For Eastern Europe, the increase in 2017 was slightly smaller than in the previous year. This region is nevertheless still a major growth market for EPLF manufacturers – at 128 million m² (p.y. 126 million m²), European laminate manufacturers there achieved an increase of 1.9%. In 2017, EPLF members in Russia reported sales of 35 million m² (p.y. 34 million m²), which corresponds to a growth rate of 5.2%. Poland achieved just under 31 million m² in 2017 (p.y. 31 million m²), a steady result. Behind them: Romania, Ukraine, Hungary and Bulgaria.

North America continues to be a strong growth region for sales of European laminate flooring: at 49 million m² (p.y. 47 million m²), around 4.7% more was sold there in 2017 than in the previous year. At around 32 million m² for 2017 (p.y. 29 million m²), the USA saw a gain of 8.1%, whilst Canada recorded just under 18 million m² for 2017 (p.y. 18.1 million m²).

The biggest increase in 2017 was again achieved in the Asia-Pacific region, where EPLF producers reached total sales for 2017 of over 29 million m² (p.y. 27 million m²), thereby gaining an increase over the previous year of around 8.7%.

The Latin America region is again managing to increase its EPLF sales statistics: 2017 saw a 3% growth with sales of 17.7 million m² (p.y. 17 million m²). Figures for Chile, the largest single market, rose by 4.6% compared with the previous year and came to 7.7 million m² (p.y. 7.3 million m²).

EPLF total sales 2007-2017

EPLF/GFA, January 2018

Sales records modular multilayer floorings
According to the Multilayer Modular Flooring Association (MMFA) extrapolation for 2017, the upward trend of modular multilayer floorings continues. According to the MMFA forecast, annual increase rates of 10 to 15% are also possible in the overall MMF market in the next three years.

In Central Europe the floorings in the MMFA Class 1, i.e. products based on wood-based panels (HDF) continue to determine the market: in 2017, the MMFA manufacturers in this class accounted for over 80% of sales in Germany, Austria and Switzerland alone, and a further 14% in the other West European states. “In 2017, our members in the MMFA Class 1 may have broken through the ten million square metres mark for the first time ever,” says MMFA marketing official Sebastian Wendel.

The MMFA also registered annually increasing sales figures for MMFA Class 2 products (polymer or polymer-composite substrate with polymer surface layer and/or lacquer). However, due to the growth in members, more producers are now reporting their quantities in Class 2. Compared to Class 1, the regional distribution in Class 2 looks rather different: on the more than 50 million m2, which were sold worldwide by the members in 2017 according to the MMFA extrapolation, around 23 million m2 were sold in North America and almost 22 million m2 in West Europe. In West Europe the MMFA members thus accounted for an almost 40% share of the total market for Class 2 products – and the trend continues to rise.

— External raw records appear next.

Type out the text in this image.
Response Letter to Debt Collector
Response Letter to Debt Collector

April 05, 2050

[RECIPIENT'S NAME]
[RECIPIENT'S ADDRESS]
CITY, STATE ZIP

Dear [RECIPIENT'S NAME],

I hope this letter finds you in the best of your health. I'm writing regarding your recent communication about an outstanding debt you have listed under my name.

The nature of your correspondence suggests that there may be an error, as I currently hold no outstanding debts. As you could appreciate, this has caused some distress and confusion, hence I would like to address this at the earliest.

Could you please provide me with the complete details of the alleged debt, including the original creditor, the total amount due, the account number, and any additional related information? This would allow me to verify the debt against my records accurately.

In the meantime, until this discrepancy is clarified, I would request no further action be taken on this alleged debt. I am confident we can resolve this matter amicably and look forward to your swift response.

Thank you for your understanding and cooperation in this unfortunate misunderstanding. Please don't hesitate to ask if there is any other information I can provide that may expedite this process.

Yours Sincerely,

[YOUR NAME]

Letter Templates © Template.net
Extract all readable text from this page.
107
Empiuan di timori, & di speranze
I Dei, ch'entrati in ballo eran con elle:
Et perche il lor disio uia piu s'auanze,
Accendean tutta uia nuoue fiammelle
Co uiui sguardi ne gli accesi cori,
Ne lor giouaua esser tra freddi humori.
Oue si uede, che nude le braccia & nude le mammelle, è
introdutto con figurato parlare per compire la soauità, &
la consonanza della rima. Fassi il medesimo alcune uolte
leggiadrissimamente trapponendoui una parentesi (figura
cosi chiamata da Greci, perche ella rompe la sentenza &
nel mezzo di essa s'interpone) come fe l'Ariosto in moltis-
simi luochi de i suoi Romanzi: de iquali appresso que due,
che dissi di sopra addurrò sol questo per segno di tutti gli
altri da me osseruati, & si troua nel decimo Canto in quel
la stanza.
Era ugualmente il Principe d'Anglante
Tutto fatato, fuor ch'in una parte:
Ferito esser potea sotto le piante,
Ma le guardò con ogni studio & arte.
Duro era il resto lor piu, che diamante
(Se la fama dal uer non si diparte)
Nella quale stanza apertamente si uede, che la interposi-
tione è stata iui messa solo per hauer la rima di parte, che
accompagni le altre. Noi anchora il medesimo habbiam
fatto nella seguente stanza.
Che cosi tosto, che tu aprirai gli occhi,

In the MMFA Class 3 (all other build-ups, which do not fall under Class 1 or 2 or external standards – e.g. organic wear layers or mineral core materials), due to cartel law provisions that affect at least five reporting firms, no data can be published for 2017.

MMFA specifies that Class 1 consists of: all products with wood-based substrates (≥ 65% content of wood particles/fibres in the core) with polymer or cork surface layer (cork thickness > 2.5 mm). Class 2: polymer or polymer-composite substrate with polymer surface layer and/or lacquer. Subclass 2A: LVT click (EN10582 and EN 16511) – hot pressed and/or calendered. Subclass 2B: all other polymer substrates (EPC: expanded polymer core, and SPC: solid polymer core). Class 3: all products not covered by class 1 or 2, or external standards. Class 3, for example, covers modules using a click system and textile surface or those on a mineral core. As of 1 January 2018 the Multilayer Modular Flooring Association has 22 ordinary members, 24 associate members and two sponsor members.